Atlantic’s Arv Sreedhar on Malaysia’s economic report card
A year after a shock election win, Malaysia’s government is fighting perceptions that its management of the economy deserves poor marks.
Prime Minister Mahathir Mohamad and his team have spent much of their first year pledging to clean up the government’s finances in the wake of the scandal around the state investment fund 1MDB. They were saddled with a bigger fiscal hole than expected and state entities needing more than $5 billion in rescue funds.
The jump in sentiment following Mahathir’s win has steadily waned. The government has made slow progress in boosting revenue and identifying new growth drivers for an economy stuck in a middle-income trap.
The administration scored negative or mediocre grades on six of 10 categories across the economy, according to a Bloomberg survey of economists conducted April 23 to May 3. Mahathir’s team received the worst grade for government revenue, with two of 12 economists judging the government “poor” in that category, and seven assigning a “below-average” rating.
“Investor sentiments have swung from euphoric to frustration” since the government took power last May, said Hak Bin Chua, an economist at Maybank Kim Eng Research Pte in Singapore. “To be fair, Mahathir inherited a fragile fiscal balance sheet and a ballooning debt burden that was worse than expected,” though the government might have over-promised on what they could deliver, he said.
Voters are similarly disenchanted. For the first time since the Mahathir administration took power last May, a majority of voters sees the country headed in the wrong direction, according to a March 5-11 poll by Merdeka Center, a research company based in Selangor, Malaysia. The random poll includes 1,204 voters aged 21 years and older across all states in the country.
“We are at the moment working on how we can stick to our promises,” Mahathir told reporters in Putrajaya on Thursday. “But at this moment, no final decision has been made.”
Here are the main tension points for Malaysia’s weakening economic and investment outlook:
Mahathir pushed the budget deficit to a five-year high of 3.7% of gross domestic product last year, and projecting it would be trimmed to 3.4% in 2019. While the administration’s scrapping of the goods-and-services tax slashed its revenue, they’re counting on state oil company dividends and a range of fresh taxes to plug the hole.
Moody’s Investors Service — which affirmed Malaysia’s rating at A3 in December — sees the economy’s resilience and debt funding as fragile.

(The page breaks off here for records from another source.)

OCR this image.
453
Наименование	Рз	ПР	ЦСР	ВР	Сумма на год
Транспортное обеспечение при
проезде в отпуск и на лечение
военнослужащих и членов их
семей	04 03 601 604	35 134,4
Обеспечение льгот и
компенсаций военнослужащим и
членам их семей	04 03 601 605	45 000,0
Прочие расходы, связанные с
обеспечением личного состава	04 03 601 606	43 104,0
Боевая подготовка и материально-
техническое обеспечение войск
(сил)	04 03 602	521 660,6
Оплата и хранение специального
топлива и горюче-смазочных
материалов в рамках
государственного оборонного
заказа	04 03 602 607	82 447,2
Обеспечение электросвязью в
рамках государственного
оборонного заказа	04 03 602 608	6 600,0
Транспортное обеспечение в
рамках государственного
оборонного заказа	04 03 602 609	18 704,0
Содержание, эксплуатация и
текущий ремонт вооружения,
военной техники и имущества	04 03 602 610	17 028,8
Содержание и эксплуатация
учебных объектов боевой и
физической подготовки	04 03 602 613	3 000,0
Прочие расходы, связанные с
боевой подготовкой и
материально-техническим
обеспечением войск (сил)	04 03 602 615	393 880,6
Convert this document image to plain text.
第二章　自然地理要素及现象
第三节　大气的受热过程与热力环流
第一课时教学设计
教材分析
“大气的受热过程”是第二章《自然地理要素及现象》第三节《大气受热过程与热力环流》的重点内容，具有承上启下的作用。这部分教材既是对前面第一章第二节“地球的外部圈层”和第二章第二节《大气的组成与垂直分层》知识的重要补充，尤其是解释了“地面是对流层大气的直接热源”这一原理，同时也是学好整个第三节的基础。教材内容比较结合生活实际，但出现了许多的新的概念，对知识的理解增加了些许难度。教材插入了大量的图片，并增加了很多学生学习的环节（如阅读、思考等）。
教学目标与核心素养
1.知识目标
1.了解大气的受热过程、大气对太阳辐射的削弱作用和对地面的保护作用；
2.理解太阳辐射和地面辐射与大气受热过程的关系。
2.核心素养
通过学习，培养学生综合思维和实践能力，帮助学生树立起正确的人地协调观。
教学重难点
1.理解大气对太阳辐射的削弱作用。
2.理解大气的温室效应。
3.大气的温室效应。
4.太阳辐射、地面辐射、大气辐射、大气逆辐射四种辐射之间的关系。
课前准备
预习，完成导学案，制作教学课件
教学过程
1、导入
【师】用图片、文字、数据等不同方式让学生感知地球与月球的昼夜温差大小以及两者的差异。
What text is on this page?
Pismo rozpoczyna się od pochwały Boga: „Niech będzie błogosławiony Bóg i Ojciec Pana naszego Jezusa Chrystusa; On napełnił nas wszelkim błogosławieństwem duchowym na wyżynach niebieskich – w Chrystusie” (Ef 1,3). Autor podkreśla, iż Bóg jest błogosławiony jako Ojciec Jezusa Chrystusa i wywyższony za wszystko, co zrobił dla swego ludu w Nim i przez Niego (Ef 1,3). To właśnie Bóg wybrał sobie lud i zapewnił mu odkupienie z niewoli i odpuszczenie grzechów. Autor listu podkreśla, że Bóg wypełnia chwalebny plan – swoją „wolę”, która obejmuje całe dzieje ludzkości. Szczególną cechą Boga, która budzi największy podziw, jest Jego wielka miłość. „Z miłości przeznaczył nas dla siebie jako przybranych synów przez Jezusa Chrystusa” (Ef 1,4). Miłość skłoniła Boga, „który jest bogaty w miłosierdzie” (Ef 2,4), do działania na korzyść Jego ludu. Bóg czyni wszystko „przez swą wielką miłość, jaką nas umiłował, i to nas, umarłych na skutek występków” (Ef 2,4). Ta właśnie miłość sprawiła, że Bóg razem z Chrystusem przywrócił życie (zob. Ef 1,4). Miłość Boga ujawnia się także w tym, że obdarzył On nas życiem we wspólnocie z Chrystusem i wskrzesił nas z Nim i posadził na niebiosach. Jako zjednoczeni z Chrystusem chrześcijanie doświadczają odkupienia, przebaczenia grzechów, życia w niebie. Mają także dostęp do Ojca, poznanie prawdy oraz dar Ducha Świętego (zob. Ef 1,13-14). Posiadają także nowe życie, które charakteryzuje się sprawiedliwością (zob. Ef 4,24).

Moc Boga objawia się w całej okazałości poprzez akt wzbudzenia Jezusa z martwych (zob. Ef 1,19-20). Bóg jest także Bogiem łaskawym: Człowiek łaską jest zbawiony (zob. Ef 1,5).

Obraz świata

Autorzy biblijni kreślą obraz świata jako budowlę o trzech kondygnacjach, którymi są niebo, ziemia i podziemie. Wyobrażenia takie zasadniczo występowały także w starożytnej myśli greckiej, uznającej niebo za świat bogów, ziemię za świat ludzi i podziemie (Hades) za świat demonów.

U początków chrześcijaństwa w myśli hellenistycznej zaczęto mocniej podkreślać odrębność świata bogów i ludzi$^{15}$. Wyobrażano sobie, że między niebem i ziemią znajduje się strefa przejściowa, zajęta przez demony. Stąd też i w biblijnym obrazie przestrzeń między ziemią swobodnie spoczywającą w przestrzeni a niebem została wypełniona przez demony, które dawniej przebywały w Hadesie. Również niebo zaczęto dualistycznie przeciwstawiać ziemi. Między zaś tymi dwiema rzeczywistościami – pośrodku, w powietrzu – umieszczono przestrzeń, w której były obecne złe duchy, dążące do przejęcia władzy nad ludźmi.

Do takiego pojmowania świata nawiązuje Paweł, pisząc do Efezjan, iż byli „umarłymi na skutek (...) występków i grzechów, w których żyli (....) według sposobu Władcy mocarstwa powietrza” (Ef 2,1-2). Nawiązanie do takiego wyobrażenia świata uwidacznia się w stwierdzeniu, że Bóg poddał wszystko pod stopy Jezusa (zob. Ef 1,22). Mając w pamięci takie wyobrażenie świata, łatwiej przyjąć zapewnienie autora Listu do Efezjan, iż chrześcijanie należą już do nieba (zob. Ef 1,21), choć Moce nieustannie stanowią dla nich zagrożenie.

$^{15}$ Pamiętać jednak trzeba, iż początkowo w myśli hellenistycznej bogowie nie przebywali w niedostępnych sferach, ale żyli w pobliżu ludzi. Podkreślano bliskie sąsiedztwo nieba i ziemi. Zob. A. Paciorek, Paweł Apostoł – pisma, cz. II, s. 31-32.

The government has narrower revenue sources thanks to a credit-negative abolition of the GST, and is now more reliant on oil-related and non-tax revenues, according to Moody’s analyst Anushka Shah. Debt affordability is weak, with interest payments accounting for 13.1% of revenues in 2018 — far higher than the A-rated median of 5.6%, she said.
Rising oil prices may help to mitigate some of the risks to the budget, but weaker global growth could weigh on Malaysia’s economy and export prospects this year, said Stephen Schwartz, head of Asia-Pacific sovereign ratings at Fitch Ratings.
Investors have turned more bearish on Malaysia this year, with the ringgit sliding against the dollar and equities among the worst performers in Asia. Bonds have also taken a knock on news that Norway’s sovereign wealth fund will cut emerging-market debt including Malaysian securities, and FTSE Russell warned it may drop Malaysia from its world bond index.
“The stock market’s lagging, the currency’s lagging, the exports are lagging” and there’s “not much going on that’s giving investors confidence,” said Arv Sreedhar, a Singapore-based executive director and general counsel at Atlantic Partners Asia, a financial consultancy and investment firm primarily catering to high-wealth investors.
Mahathir has made a renewed push to lure investors, having pulled back from a hard-line stance on China from earlier in his term and renegotiating a prized $11 billion rail deal along the east coast. He said April 28 that he’s considering Chinese companies’ request for a one-stop center to facilitate investments in Malaysia.
What Bloomberg’s Economists Say
“Exports and investment are already weak spots in the economy. Both would be exacerbated by heightened trade tensions and market turbulence.”
–Tamara Henderson, ASEAN economist
The growth outlook has weakened this year on the back of subdued global demand and rising trade tensions, though the government is still betting it can achieve 4.9% expansion in 2019, up from 4.7% last year.
Over the longer term, analysts point to a lack of growth drivers. While expansion in the range of 4.4% to 4.7% might still be “relatively robust,” the government needs policies to lift potential growth rates and boost education and labor markets, said Cassey Lee, coordinator of the regional economic studies program at the ISEAS Yusof Ishak Institute in Singapore.
Inflation has been very subdued in the past year, mainly due to the scrapping of the GST and lower fuel costs, with consumer prices even contracting in January and February. Earlier this week, the central bank cut its benchmark interest rate for the first time since 2016, a preemptive move to help spur the economy.